Néan­moins, grâce à nos ques­tions volon­tai­re­ment espa­cées, le repas est quand même l’occasion de se sou­ve­nir de quelques grands moments de sa pré­si­dence. Sur­tout les bons. Les anec­dotes fusent, les rires également.

Mais le pré­sident signale que « ce repas, n’est pas sur le compte de l’ADOSSPP. » Avant de pré­ci­ser sa pen­sée : « En vingt ans, je n’ai jamais pro­fi­té d’une pres­ta­tion de l’association à des fins per­son­nelles. » Au moment du plat prin­ci­pal, la tête de veau, com­man­dée par la plu­part des convives, embaume la table d’un par­fum agréable de vinai­grette.
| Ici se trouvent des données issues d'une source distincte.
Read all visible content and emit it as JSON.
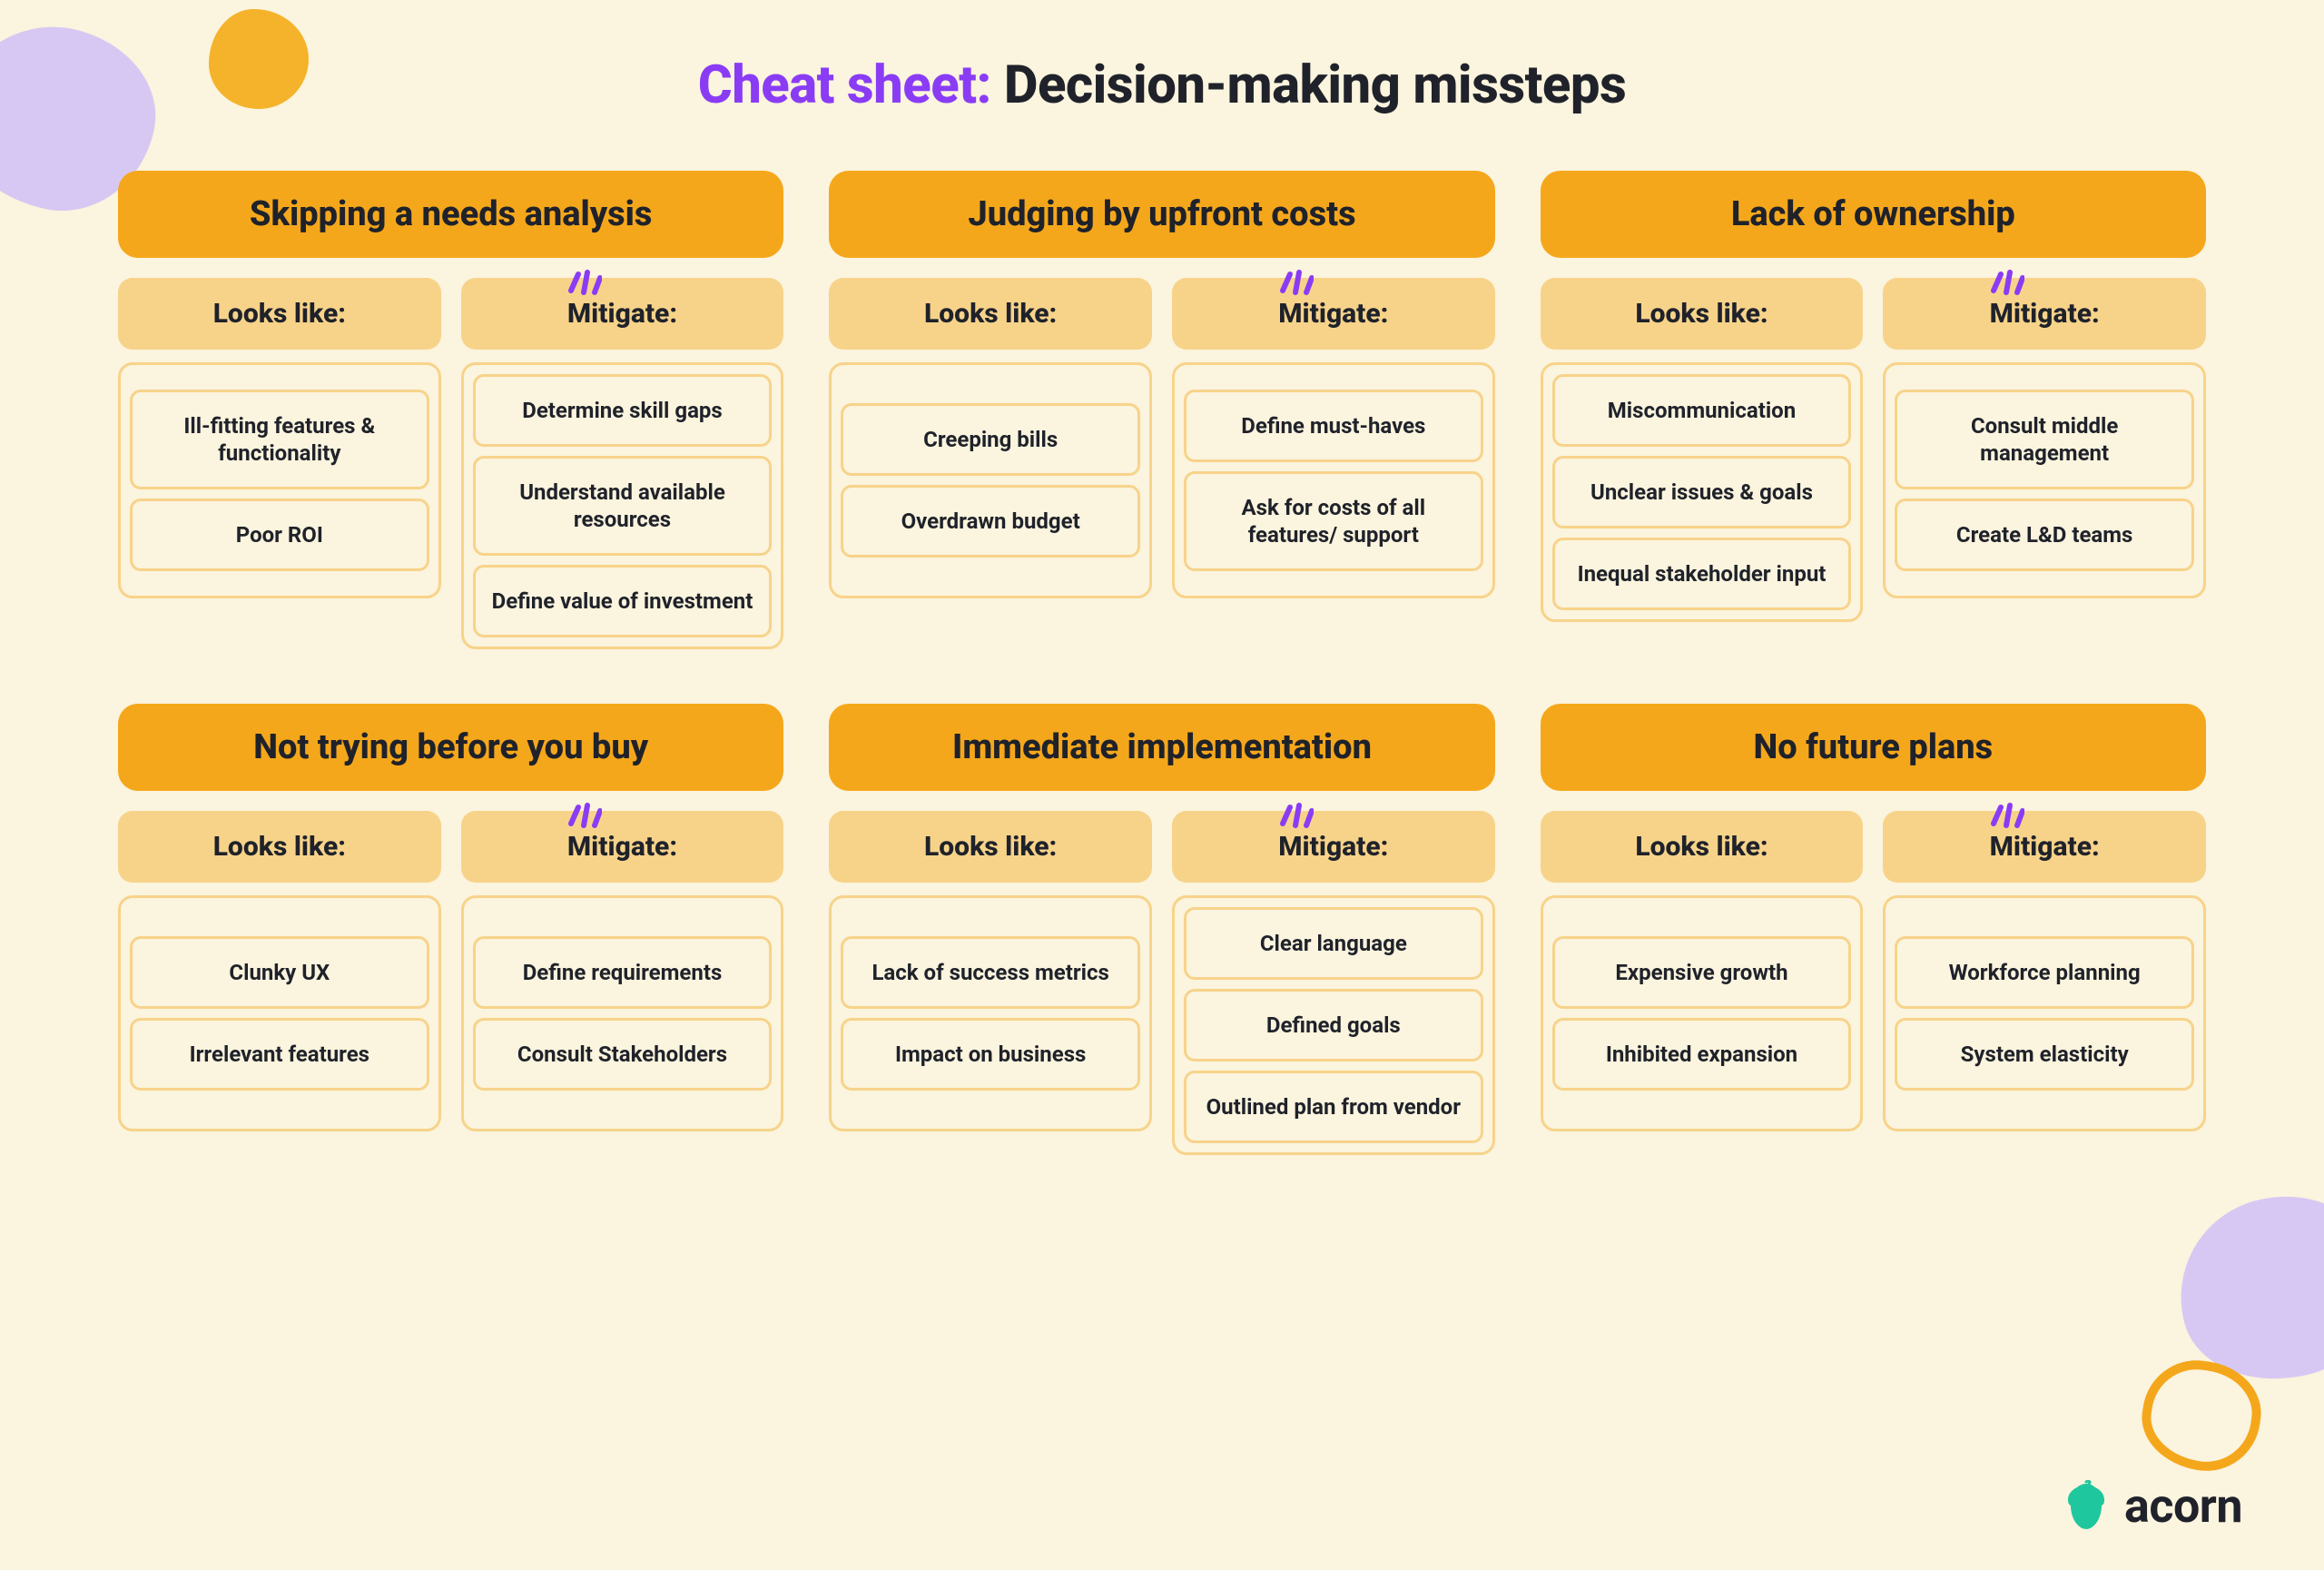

Claude Pel­tier inter­pelle gen­ti­ment la ser­veuse pour lui deman­der du vinaigre de vin. « La tête de veau, ça se mange bien rele­vée », lance-t-il à la tablée avec son œil mali­cieux avant de s’en ser­vir une bonne rasade. Dans sa fou­lée, ses com­men­saux en font de même. Le pré­sident est un chef cha­ris­ma­tique que l’on suit sans contrainte, tout naturellement.

ACTE 2 : LA PREMIÈRE PIERRE DE « BOURDON »
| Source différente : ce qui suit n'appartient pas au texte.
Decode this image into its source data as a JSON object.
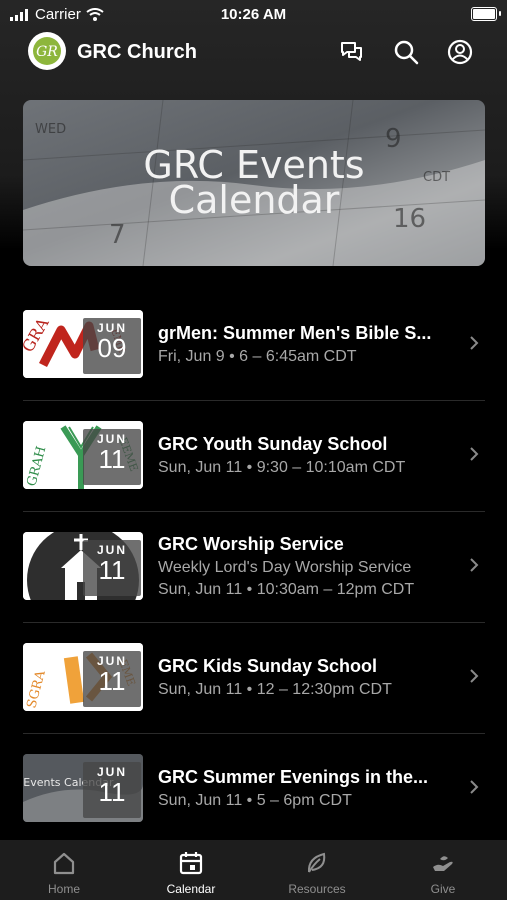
{
  "status_bar": {
    "carrier": "Carrier",
    "time": "10:26 AM"
  },
  "header": {
    "title": "GRC Church",
    "logo_text": "GR",
    "icons": [
      "chat-icon",
      "search-icon",
      "account-icon"
    ]
  },
  "hero": {
    "line1": "GRC Events",
    "line2": "Calendar",
    "calendar_marks": [
      "WED",
      "9",
      "7",
      "16",
      "CDT"
    ]
  },
  "events": [
    {
      "title": "grMen: Summer Men's Bible S...",
      "subtitle": "Fri, Jun 9 • 6 – 6:45am CDT",
      "month": "JUN",
      "day": "09"
    },
    {
      "title": "GRC Youth Sunday School",
      "subtitle": "Sun, Jun 11 • 9:30 – 10:10am CDT",
      "month": "JUN",
      "day": "11"
    },
    {
      "title": "GRC Worship Service",
      "subtitle": "Weekly Lord's Day Worship Service",
      "subtitle2": "Sun, Jun 11 • 10:30am – 12pm CDT",
      "month": "JUN",
      "day": "11"
    },
    {
      "title": "GRC Kids Sunday School",
      "subtitle": "Sun, Jun 11 • 12 – 12:30pm CDT",
      "month": "JUN",
      "day": "11"
    },
    {
      "title": "GRC Summer Evenings in the...",
      "subtitle": "Sun, Jun 11 • 5 – 6pm CDT",
      "month": "JUN",
      "day": "11",
      "thumb_text": "GRC Events Calendar"
    }
  ],
  "tabs": [
    {
      "label": "Home",
      "icon": "home-icon",
      "active": false
    },
    {
      "label": "Calendar",
      "icon": "calendar-icon",
      "active": true
    },
    {
      "label": "Resources",
      "icon": "leaf-icon",
      "active": false
    },
    {
      "label": "Give",
      "icon": "give-icon",
      "active": false
    }
  ],
  "colors": {
    "background": "#000000",
    "tabbar": "#1d1d1d",
    "muted_text": "#a8a8a8",
    "logo_green": "#8db63c",
    "accent_red": "#b8241d"
  }
}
Chan­ge­ment de décor le len­de­main pour la céré­mo­nie de « Pre­mière pierre » du futur pôle asso­cia­tif situé bou­le­vard Bour­don à Paris en pré­sence du géné­ral de divi­sion Jean-Claude Gal­let. Ce n’est un secret pour per­sonne, les deux hommes se connaissent depuis long­temps et s’apprécient. Cela crée une cer­taine com­pli­ci­té qui sert agréa­ble­ment le moment.
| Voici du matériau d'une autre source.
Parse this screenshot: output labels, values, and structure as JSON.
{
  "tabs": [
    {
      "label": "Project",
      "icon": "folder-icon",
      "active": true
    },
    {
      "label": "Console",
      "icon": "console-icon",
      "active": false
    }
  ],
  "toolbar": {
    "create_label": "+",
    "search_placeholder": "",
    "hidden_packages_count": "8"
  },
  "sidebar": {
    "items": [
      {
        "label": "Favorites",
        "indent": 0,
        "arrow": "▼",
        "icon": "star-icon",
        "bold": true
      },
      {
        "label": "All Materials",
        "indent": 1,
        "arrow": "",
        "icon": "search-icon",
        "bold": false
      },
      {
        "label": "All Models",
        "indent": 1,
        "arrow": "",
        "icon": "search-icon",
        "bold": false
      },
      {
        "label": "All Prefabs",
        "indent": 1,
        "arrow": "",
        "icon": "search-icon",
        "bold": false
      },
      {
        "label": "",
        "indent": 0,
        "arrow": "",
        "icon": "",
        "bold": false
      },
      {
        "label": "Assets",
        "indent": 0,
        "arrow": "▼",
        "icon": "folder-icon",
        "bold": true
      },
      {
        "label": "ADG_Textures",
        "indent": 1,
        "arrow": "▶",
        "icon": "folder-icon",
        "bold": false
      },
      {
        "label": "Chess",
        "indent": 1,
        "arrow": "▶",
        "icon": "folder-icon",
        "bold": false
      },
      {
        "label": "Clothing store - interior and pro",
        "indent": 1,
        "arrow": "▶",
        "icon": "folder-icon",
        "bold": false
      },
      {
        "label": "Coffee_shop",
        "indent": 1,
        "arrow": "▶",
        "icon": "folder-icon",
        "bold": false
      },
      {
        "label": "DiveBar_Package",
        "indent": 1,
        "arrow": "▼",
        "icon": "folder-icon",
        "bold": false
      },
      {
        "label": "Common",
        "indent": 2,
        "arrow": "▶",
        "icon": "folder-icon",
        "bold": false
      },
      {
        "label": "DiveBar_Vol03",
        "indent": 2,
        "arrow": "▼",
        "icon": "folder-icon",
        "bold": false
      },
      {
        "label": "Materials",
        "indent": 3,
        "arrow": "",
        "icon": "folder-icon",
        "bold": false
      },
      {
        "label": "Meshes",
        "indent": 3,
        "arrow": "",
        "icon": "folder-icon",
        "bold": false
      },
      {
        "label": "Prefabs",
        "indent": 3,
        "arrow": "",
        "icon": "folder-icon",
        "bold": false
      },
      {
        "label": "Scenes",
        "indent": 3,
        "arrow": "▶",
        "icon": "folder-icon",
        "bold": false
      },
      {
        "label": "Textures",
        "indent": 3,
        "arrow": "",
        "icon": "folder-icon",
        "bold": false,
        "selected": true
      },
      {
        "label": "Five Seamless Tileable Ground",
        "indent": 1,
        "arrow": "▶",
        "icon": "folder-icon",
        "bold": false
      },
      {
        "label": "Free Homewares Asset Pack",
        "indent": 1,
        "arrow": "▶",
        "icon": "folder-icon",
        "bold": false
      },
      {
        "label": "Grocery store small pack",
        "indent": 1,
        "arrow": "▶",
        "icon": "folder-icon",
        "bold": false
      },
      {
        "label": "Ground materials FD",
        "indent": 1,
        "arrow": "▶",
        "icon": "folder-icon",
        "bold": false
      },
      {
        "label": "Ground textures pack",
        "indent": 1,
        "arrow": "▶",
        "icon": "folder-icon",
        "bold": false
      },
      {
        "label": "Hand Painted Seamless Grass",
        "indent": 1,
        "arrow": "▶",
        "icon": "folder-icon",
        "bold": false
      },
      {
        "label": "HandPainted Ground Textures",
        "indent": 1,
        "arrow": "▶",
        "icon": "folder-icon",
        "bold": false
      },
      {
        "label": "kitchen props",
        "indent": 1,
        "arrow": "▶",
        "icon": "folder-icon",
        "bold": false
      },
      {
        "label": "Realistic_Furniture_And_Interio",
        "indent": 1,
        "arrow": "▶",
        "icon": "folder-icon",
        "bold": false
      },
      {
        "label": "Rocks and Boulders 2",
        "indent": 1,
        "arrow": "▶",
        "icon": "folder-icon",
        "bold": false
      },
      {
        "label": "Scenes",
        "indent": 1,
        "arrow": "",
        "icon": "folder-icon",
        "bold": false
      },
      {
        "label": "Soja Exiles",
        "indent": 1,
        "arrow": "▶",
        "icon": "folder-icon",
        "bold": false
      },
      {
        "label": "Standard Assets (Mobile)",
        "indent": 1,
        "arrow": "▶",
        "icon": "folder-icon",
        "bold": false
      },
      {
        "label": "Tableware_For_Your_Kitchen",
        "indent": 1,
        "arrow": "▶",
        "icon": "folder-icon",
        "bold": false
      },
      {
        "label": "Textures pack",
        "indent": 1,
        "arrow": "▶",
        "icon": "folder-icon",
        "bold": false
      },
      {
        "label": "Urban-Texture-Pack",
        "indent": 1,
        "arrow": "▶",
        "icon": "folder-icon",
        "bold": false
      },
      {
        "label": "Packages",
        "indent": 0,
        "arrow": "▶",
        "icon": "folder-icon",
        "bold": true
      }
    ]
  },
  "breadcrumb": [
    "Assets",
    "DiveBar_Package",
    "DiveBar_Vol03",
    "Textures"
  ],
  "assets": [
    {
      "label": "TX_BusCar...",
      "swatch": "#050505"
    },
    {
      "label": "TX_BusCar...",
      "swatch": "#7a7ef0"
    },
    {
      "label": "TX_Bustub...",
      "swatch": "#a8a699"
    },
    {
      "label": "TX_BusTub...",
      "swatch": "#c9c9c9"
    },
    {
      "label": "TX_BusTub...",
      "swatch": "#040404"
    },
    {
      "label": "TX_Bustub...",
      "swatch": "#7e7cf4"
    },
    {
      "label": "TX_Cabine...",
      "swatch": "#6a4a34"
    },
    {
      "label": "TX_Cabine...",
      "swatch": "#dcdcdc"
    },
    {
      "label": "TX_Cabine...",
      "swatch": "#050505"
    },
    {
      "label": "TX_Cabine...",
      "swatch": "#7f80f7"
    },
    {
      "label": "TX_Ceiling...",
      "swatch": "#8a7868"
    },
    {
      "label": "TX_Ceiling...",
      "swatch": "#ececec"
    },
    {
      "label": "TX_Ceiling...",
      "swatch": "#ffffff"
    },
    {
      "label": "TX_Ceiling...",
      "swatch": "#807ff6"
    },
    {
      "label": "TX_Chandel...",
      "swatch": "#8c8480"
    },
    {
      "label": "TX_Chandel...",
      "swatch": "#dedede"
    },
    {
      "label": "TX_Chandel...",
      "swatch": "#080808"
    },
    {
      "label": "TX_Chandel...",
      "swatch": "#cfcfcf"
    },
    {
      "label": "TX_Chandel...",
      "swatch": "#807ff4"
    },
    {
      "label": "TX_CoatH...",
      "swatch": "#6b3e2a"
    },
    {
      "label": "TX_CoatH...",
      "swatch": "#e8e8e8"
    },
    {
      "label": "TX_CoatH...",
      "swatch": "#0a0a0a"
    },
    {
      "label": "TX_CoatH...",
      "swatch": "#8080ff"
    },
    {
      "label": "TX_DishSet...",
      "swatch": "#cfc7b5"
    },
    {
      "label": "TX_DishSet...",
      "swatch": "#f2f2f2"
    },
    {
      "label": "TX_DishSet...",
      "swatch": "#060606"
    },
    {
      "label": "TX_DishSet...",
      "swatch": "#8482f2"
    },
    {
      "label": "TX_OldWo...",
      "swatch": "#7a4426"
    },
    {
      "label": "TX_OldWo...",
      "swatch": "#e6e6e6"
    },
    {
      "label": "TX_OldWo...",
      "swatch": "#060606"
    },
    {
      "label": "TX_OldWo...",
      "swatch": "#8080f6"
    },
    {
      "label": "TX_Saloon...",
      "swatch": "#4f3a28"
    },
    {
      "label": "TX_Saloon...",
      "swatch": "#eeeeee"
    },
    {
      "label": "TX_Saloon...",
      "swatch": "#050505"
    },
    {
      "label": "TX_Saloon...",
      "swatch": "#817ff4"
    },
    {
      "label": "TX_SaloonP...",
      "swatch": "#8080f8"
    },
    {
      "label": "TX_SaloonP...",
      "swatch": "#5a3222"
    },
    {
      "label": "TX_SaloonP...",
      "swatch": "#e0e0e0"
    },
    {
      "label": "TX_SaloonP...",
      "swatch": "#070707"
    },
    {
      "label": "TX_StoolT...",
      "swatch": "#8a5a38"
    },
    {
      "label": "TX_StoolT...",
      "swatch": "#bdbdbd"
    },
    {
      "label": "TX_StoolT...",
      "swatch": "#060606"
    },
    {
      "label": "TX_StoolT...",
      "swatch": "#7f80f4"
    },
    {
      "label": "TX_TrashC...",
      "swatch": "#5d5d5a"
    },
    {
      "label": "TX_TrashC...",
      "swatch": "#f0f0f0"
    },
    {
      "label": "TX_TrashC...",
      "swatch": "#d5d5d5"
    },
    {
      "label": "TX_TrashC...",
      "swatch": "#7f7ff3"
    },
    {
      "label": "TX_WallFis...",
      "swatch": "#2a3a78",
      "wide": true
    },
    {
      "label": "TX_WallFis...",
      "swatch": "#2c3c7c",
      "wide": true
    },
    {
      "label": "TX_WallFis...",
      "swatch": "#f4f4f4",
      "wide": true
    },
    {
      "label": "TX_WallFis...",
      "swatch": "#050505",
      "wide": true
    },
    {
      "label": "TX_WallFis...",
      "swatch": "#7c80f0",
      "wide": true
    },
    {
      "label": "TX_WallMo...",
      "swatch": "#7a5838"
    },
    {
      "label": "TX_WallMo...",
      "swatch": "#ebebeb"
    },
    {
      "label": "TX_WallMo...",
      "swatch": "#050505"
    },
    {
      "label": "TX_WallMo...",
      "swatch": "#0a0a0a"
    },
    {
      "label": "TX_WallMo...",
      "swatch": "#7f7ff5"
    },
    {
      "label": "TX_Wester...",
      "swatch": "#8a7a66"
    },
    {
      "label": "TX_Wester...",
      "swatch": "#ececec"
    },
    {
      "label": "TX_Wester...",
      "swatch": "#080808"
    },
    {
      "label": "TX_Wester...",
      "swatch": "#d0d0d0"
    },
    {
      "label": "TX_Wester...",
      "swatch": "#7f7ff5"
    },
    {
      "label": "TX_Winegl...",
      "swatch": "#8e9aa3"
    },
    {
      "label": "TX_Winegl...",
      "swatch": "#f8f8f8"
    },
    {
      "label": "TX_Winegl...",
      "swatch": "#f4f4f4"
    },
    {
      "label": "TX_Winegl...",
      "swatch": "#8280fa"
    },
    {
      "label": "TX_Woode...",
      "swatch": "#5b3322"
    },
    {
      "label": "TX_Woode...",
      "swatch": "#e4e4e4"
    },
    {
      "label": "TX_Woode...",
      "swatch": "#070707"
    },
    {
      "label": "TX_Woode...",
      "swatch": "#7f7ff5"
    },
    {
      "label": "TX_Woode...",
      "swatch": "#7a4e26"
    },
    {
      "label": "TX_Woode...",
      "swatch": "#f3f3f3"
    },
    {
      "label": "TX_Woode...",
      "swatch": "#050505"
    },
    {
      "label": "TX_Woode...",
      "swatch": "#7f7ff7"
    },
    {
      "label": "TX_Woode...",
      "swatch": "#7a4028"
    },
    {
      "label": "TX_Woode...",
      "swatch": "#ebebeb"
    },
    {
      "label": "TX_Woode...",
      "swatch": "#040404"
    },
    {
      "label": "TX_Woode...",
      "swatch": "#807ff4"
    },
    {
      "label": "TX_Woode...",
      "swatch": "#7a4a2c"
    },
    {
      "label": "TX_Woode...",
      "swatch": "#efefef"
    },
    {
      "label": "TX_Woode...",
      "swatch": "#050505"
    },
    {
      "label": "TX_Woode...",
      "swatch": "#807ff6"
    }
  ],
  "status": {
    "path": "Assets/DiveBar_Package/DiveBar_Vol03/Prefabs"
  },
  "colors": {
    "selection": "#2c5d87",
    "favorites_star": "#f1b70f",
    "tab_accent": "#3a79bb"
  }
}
Le pré­sident reprend dans son dis­cours tous les moments fon­da­teurs de l’association depuis son ori­gine. Cer­tai­ne­ment dans l’idée d’inscrire cette mani­fes­ta­tion dans l’histoire de l’ADOSSPP. Le speech fait mouche. Les invi­tés, sen­sibles à cette évo­ca­tion du pas­sé, sont d’un coup plus récep­tif à ima­gi­ner l’avenir de ces nou­veaux locaux.

Et le géné­ral conti­nue dans ce sens. Les deux hommes scellent le per­mis de construire dans les fon­da­tions. Geste sym­bo­lique, mais mal­gré une appa­rente décon­trac­tion, forte en émotions.

Après cette céré­mo­nie, Claude Pel­tier fait aus­si le point sur son his­toire à l’ADOSSPP. « J’ai tra­vaillé sous neuf géné­raux et ça n’a pas tou­jours été aus­si simple. » Une réflexion qui sou­ligne à quel point ce rôle de pré­sident est par­fois ardu quand il faut à la fois accom­pa­gner les inté­rêts de l’association et com­bler les desi­de­ra­ta du com­man­de­ment de la brigade.

ACTE 3 : LA DERNIERE ASSEMBLEE GENERALE

Homme d’association (il fut le pre­mier vice-pré­sident de l’ASASPP pen­dant 15 ans et pré­sident de la sec­tion foot­ball durant 10 ans), le pré­sident a connu un nombre incal­cu­lable d’assemblées géné­rales. Mais cette der­nière a un par­fum particulier.

Comme à son habi­tude, c’est avec un large sou­rire qu’il nous accueille dans cette immense salle de la rue de Cha­ren­ton. À notre ques­tion “émo­tion” il répond par « tout va bien. Mon dis­cours est prêt. Nous sommes prêts ». Avant de nous lais­ser pour aller saluer le géné­ral Gal­let d’une acco­lade. Chaque groupe de nou­veaux arri­vants a le droit à son encou­ra­ge­ment, his­toire de moti­ver les troupes. Puis, la machine se met en marche et le rituel qu’il connaît par cœur débute. « Cette année, on a déci­dé de faire plus court », déclare-il en pré­am­bule. Comme s’il avait envie d’en finir au plus vite. Il n’en sera rien.

Son dis­cours d’ouverture, comme il a sou­vent fait, met­tra en exergue la rai­son d’être de l’ADOSSPP : l’action sociale. Il met aus­si un accent sur ses 70 ans qui sont un car­re­four à tra­ver­ser pour accom­plir autre chose. Mais Claude Pel­tier sera impli­qué jusqu’au bout. Durant cette assem­blée géné­rale, cha­cune des pro­fes­sions de foi des futurs élus au conseil d’administration, cha­cune des conclu­sions de rap­port d’activité, cha­cun des témoi­gnages seront accom­pa­gnés par ses acquies­ce­ments de tête. Ceux d’un homme qui maî­trise tous les détails.

Quelques minutes après la fin de l’exer­cice, écar­tant un bref ins­tant sa pudeur pro­ver­biale, il nous confie qu’il aura « du mal à ne plus être au milieu des siens… » 

Mais ce temps ne s’arrêtera pas tout à fait pour “Pépel”. Pen­dant le pot de départ après l’AG, il apprend que le conseil d’administration vient de le nom­mer pré­sident d’hon­neur. Sou­rire et yeux brillants… Plus humides que d’habitude.